Which famous person, living or dead would you like to meet and why?
There are a few dead authors who I’d love to pick their minds, like Dante, Mary Shelly, and Mikhail Bulgavkov. But it would be very difficult to pick one over the other, so I’ll go with a living author whom I have tremendous respect for, Dean Koontz.
Dean Koontz writes fabulous characters and very inventive and complete stories. I never know where he’s going to take me next, what area of society he is going to pull from, or what underdog is going to rise to the top. He’s everything an author should be.
Do you have any interesting writing habits? What does an average writing day look like for you?
When I’m writing a new book, I wake very early. Depending on the muse, I could be up at 4AM. I sneak downstairs in my pajamas because I don’t want to wake up my husband.
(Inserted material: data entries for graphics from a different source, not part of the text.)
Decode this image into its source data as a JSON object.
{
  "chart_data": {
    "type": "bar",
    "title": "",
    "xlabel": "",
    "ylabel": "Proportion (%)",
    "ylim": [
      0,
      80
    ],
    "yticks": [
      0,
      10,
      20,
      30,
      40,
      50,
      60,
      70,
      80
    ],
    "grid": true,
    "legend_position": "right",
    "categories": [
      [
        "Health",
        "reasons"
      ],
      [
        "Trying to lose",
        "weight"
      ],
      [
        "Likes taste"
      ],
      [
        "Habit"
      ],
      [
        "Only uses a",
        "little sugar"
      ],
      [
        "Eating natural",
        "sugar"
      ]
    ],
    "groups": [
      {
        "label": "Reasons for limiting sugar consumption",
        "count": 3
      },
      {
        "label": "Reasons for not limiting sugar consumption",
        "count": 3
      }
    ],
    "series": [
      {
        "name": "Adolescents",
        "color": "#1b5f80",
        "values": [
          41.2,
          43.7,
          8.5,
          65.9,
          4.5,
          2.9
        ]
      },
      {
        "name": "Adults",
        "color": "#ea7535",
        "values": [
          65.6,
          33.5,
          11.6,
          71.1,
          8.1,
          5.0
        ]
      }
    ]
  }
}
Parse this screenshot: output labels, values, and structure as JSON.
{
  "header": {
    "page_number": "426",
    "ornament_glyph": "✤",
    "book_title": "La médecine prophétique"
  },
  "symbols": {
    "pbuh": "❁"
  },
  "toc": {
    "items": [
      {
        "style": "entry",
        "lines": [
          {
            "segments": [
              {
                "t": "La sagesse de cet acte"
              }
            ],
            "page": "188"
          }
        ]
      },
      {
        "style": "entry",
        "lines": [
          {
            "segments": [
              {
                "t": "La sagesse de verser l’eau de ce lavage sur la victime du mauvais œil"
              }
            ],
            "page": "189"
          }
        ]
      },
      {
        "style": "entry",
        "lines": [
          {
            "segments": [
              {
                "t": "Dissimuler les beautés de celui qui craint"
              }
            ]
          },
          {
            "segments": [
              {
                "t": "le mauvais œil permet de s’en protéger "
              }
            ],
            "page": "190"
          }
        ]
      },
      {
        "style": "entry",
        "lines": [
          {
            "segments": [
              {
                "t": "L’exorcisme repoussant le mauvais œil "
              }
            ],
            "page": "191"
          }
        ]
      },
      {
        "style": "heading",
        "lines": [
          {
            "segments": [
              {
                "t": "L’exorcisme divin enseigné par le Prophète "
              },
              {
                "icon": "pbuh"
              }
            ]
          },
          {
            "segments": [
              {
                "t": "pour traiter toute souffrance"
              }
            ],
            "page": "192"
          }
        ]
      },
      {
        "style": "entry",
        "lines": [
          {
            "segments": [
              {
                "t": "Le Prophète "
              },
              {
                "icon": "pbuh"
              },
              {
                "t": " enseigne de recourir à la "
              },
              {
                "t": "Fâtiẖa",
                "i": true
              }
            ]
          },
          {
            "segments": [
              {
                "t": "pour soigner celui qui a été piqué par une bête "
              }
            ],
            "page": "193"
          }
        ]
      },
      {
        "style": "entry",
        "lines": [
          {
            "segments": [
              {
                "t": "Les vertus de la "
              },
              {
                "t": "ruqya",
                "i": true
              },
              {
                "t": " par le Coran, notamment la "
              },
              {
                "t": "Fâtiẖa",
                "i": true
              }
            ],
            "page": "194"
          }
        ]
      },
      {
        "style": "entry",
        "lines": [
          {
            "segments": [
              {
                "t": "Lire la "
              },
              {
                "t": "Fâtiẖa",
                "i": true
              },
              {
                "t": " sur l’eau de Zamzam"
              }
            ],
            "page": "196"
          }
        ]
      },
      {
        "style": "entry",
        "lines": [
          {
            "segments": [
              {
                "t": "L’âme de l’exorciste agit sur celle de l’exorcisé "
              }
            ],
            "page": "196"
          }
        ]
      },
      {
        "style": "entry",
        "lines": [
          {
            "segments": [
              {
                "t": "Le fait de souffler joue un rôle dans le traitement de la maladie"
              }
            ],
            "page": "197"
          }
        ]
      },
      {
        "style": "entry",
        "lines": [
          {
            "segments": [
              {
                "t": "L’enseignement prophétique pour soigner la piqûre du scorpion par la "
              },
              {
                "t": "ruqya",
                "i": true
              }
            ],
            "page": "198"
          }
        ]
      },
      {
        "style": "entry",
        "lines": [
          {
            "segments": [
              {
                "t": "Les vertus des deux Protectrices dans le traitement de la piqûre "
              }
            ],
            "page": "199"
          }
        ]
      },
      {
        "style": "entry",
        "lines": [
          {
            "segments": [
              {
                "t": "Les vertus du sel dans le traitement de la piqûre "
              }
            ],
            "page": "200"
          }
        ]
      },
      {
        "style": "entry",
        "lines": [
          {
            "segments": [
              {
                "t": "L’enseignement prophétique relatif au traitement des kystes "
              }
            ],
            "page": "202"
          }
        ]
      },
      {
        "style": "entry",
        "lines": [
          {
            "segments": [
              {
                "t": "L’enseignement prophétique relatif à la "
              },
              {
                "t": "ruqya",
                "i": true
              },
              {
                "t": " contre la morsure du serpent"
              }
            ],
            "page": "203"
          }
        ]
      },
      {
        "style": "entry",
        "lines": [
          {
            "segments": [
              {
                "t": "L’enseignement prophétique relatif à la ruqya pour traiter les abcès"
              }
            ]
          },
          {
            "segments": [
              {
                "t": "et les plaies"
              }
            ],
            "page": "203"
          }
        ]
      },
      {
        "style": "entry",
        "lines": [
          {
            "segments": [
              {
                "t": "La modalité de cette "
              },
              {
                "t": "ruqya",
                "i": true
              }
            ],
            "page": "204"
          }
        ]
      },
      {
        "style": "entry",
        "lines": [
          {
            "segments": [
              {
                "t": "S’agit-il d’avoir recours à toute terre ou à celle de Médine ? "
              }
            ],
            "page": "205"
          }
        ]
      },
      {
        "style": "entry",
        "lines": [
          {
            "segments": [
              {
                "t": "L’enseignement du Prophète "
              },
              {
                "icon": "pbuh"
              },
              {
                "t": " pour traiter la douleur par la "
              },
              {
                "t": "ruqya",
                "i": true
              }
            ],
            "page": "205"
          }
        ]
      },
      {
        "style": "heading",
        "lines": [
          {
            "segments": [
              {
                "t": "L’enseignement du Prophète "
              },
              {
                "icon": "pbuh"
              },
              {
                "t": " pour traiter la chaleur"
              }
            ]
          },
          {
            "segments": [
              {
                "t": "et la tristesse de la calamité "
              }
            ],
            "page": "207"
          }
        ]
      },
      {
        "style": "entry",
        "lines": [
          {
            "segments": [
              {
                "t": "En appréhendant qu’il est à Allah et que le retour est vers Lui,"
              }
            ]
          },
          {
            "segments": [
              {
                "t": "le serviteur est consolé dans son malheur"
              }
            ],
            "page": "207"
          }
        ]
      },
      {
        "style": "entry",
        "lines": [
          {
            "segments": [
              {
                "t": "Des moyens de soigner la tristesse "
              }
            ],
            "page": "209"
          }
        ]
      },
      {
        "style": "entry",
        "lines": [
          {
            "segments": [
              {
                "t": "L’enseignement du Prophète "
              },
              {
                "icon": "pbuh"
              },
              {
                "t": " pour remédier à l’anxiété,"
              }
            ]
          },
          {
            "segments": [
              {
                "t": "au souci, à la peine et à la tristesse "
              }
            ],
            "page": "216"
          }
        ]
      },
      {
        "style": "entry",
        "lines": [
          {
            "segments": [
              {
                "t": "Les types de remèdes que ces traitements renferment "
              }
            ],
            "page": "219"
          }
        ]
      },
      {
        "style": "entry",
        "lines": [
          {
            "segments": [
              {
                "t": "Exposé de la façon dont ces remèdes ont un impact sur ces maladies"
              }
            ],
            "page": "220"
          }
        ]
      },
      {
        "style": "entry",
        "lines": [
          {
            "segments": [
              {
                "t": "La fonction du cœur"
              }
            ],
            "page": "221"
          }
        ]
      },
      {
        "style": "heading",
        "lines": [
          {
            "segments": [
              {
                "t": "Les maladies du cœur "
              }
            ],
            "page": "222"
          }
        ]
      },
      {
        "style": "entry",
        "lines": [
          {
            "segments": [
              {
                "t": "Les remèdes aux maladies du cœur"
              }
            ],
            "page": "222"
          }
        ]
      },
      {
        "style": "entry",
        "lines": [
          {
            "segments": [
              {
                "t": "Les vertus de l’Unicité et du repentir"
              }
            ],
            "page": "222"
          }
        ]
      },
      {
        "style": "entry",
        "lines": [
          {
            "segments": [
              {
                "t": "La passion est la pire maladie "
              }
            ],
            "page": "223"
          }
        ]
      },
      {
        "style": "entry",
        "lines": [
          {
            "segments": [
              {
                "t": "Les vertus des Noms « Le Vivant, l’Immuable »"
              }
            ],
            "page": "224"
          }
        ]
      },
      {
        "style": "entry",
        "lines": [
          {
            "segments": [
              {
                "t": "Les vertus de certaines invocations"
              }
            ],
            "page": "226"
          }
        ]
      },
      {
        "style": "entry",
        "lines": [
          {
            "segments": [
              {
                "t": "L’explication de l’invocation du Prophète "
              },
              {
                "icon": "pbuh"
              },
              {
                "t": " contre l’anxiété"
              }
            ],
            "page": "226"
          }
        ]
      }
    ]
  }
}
I make coffee, check out the world via the internet, and then write until I’m fatigued. Sometimes I finish at noon. Other times, I return and write until 4PM. Yes, there are interruptions, and I have been known to take a nap. I guess the interesting writing habit is that I write in my pajamas because I don’t want to stop the muse to go up and change. Yes, the UPS man has seen me in my batman PJs well after noon.
What are you working on right now?
I’m doing corrections on the third book of the Cid Garrett P.I. series Tiny Houses, which should be released soon. I just finished the first draft of the 23rd novel of the Haunted Series called The Candle. While writing The Candle, I was so deep into the muse that I’m not sure what else happened in the three weeks it took to complete the first draft. I can tell you that I know more about my series now than I did before writing this novel. It demanded total immersion into the world of the Haunted Series. I loved it!